UniPg apre le porte ai misteri dell’Universo: incontro con l’astrofisico Luciano Rezzolla sui buchi neri
Giovedì 20 novembre, alle ore 17.30, la Sala della Vaccara di Palazzo dei Priori a Perugia ospiterà l’incontro pubblico “L’irresistibile attrazione della gravità: viaggio alla scoperta dei buchi neri”, un appuntamento promosso dal Dipartimento di Fisica e Geologia dell’Università degli Studi di Perugia in collaborazione con la Sezione perugina dell’Istituto Nazionale di Fisica Nucleare (INFN). L’evento è aperto alla cittadinanza, con ingresso libero fino a esaurimento posti.

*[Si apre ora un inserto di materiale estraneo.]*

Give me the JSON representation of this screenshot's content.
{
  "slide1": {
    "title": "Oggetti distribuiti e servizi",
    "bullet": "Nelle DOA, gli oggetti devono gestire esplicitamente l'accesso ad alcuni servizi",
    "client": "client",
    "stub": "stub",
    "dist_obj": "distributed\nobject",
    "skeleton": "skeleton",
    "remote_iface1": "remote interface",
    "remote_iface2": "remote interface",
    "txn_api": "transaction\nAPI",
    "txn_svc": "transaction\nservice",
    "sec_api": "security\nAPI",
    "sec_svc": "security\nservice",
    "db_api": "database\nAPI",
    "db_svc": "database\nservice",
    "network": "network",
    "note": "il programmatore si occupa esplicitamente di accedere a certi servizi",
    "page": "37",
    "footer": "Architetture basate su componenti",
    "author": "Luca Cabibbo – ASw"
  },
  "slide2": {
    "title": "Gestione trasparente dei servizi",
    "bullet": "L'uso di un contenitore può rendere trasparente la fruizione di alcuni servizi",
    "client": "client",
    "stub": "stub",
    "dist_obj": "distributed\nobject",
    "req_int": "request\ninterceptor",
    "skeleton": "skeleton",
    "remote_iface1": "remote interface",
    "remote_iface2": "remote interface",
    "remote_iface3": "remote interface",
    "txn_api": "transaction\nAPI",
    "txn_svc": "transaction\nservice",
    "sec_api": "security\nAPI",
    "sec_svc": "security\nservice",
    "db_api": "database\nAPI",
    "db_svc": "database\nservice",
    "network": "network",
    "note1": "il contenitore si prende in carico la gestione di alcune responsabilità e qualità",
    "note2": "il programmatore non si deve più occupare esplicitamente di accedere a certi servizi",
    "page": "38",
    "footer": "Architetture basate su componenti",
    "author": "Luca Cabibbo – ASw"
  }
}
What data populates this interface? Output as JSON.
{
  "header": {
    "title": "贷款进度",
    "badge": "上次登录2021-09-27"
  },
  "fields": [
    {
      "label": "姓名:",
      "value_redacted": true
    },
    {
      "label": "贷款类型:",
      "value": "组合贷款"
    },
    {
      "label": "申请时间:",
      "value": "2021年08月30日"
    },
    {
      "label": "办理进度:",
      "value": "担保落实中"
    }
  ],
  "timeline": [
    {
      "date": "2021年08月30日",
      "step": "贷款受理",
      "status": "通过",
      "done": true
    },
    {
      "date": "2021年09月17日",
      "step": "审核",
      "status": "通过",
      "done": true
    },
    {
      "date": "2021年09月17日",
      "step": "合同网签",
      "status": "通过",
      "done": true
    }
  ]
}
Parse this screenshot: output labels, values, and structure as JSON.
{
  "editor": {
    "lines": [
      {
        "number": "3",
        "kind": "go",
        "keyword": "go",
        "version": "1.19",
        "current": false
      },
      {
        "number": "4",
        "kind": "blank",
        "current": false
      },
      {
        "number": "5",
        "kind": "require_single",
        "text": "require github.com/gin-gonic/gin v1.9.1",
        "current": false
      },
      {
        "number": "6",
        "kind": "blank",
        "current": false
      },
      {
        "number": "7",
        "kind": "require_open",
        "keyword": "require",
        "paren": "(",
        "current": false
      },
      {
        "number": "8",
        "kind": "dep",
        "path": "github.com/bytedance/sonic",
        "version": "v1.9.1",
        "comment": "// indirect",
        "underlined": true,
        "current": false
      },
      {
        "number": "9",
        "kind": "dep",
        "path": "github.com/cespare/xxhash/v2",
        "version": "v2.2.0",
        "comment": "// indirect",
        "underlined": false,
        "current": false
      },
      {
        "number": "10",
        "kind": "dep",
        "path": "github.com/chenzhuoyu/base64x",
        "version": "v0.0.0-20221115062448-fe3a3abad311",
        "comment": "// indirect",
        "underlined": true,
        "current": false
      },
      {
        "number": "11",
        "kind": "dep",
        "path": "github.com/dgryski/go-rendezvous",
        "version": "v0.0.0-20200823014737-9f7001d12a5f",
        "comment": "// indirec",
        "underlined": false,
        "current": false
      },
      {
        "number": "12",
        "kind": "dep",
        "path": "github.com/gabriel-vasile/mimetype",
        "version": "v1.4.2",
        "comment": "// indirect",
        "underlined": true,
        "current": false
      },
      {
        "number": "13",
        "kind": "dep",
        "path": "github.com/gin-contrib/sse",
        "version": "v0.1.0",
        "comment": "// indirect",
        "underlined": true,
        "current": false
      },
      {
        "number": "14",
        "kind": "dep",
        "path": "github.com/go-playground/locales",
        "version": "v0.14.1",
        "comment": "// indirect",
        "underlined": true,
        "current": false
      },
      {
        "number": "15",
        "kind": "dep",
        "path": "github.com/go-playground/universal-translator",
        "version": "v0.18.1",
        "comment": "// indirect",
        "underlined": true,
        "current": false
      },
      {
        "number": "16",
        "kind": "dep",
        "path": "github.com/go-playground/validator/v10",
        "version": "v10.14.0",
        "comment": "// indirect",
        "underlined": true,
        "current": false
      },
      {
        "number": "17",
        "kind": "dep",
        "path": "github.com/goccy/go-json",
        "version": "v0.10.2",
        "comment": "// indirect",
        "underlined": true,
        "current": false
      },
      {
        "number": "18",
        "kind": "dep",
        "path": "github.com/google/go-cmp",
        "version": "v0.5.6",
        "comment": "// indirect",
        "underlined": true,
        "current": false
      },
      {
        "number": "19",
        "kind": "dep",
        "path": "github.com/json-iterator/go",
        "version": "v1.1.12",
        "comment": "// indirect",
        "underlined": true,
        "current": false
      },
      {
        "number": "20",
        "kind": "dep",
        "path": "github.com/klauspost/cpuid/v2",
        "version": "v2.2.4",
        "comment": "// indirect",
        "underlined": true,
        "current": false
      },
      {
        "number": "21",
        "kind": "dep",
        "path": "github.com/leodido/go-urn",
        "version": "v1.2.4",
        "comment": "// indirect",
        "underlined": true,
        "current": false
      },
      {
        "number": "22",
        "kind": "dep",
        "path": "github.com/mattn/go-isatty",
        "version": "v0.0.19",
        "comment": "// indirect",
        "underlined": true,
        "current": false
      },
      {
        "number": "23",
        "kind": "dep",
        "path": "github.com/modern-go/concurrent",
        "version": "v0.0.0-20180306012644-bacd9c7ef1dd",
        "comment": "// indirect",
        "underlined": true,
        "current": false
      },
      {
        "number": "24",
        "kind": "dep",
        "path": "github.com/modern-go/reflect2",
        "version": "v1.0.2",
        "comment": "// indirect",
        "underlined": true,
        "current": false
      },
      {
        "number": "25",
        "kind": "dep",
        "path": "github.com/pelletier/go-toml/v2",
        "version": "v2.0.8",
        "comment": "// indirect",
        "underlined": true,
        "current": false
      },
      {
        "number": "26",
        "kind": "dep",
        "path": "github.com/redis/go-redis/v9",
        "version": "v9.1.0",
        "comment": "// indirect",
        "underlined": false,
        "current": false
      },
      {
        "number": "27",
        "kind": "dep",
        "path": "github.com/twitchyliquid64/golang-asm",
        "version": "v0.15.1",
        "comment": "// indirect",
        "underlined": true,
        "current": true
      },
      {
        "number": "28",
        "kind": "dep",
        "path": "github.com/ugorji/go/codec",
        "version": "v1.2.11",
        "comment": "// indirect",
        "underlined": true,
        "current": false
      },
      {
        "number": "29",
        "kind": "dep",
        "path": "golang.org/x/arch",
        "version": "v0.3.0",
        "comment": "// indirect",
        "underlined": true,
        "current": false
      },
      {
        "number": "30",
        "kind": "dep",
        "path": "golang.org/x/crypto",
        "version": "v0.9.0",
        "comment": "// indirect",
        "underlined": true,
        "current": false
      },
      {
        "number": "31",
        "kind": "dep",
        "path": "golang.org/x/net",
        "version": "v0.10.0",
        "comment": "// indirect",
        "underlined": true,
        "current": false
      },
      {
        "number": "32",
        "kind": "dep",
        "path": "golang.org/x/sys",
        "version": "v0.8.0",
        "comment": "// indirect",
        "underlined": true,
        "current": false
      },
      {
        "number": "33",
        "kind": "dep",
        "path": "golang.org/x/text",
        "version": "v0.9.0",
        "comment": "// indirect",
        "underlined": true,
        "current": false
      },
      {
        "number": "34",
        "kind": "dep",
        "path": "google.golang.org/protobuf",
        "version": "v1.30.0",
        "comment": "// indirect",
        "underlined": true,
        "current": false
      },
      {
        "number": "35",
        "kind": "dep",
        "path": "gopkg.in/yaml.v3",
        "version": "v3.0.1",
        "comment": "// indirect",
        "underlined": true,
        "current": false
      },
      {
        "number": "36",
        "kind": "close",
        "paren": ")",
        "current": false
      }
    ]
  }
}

Protagonista della serata sarà il prof. Luciano Rezzolla, tra i massimi esperti internazionali di astrofisica teorica e docente alla Goethe-Universität di Francoforte sul Meno. Rezzolla è noto per il ruolo di primo piano all’interno della collaborazione Event Horizon Telescope, che nel 2019 ha realizzato la prima immagine di un buco nero, M87*, un traguardo che ha valso al team il Breakthrough Prize in Fundamental Physics e la Medaglia Einstein nel 2020. È inoltre autore del volume Rizzoli L’irresistibile attrazione della gravità, in cui accompagna i lettori dentro i fenomeni che modellano il cosmo: spaziotempo, onde gravitazionali e buchi neri, descritti con un linguaggio accessibile e coinvolgente.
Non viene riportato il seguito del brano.